Oh, what a night! After an opening gap lower of .44 cents, the market proceeded to shed $3.15 off Friday’s settlement, and posted volume usually not seen until a few hours into the European session. The natural assumption would be that Friday’s anemic US employment situation, coupled with European electoral machinations, gave rise to enough uncertainty to spook participants out of the market or into short positions. About the same time that Hollande was high-fiving himself in the Place de la Bastille, the market was staging a dramatic turnaround that has retaken most of the night’s losses. Certainly the drop was reflective of the uncertainty connected with the electoral results.
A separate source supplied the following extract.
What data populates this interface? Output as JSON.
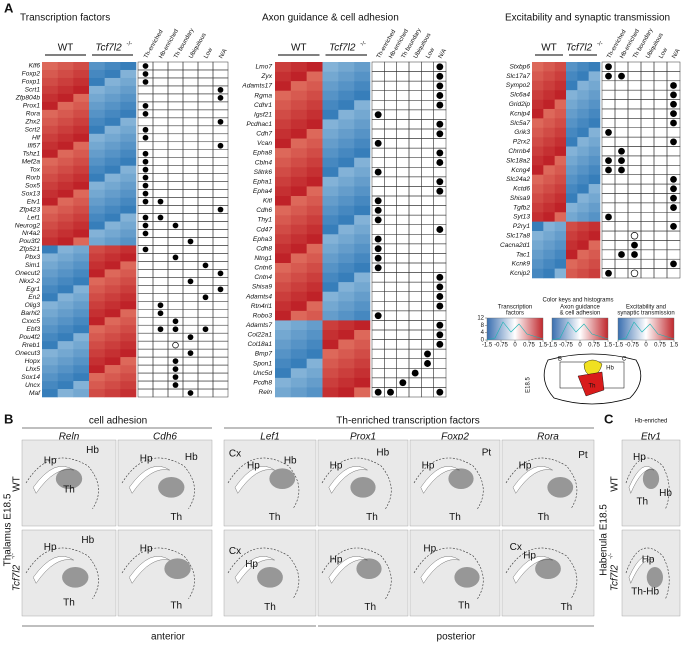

Perhaps the subsequent buying expresses the hope that European economic policy will be more stimulative. Nevertheless it is bound to confound everyone. What is not in doubt is that hard won agreements holding the Union, and single currency together with chewing gum and baling wire are going to come apart. Possibly before the year is out as social and political disintegration proceeds apace.

Crude Oil Tech Talk

Wednesday and Thursday represent a clear repudiation of Tuesday’s rally. Last night’s $3.00 retreat is more of the same. Clearly, the move was overdone and recovery to within .15 cents of the session high by this morning shows the market still possesses considerable inherent strength. Support may be found at 92.75 which is the 50% retracement of the 74.95 to 100.55 move. A breach there may produce a steep decline to the 74.95 low from last year and possibly below. The way today is playing out there is a strong possibility that a new low and higher settlement could be produced which may, in turn, lead to a test of 106.43, the point from which this leg commenced. With prices so far under 13-day MA though, bias stays for lower.

Natural Gas Market

The tentative recovery off recent lows is not a function of a significant shift in the underlying fundamentals that drove prices lower. It is, rather a consequence of fuel switching by utilities to cheaper gas and some very early signs that production is being cut. Coal to gas switching becomes economically obviated once the market gets to 2.50, if coal remains static. Producers must announce more substantial cuts than they have so far. The ability of perception to carry a market is limited. Unless or until that actually occurs, the current move will continue to be viewed as only a correction. A smaller than expected injection of 28bcf found more shorts retiring and pressuring prices to 2.38 before falling back. Further upward momentum though, will be difficult with storage totals crowding 3Tcf. A helpful sign came from the Baker Hughes data, which showed a decrease of 7 rigs deployed to the Nat Gas sector. With this week’s decrease the total Nat Gas rig count is hovering at the lowest level since April of 2002.

 

Natural Gas Tech Talk

ResNatural gas’s rebound extended further to as high as 2.385 before turning sideways. It would not be unusual to see some consolidation here as the bounce off the lows seeks further confirmation from subsequent momentum or the lack thereof. A downside move should be contained by 2.15 minor support and bring another wave of buying. rise. Above 2.385 should extend the rebound from 1.902 to 2.742 resistance and above. Otherwise, extended selling that carries below that mark will turn bias back to the downside for retest of the 1.902 low. Another down trend extension could push to the 1999 low of 1.62.Resistance should begin to gather near Tuesday’s high of 2.385 and remains problematic. Still, the opportunities look to be more abundant on dips now than rallies. And until 2,15 is breached the bias stays for higher.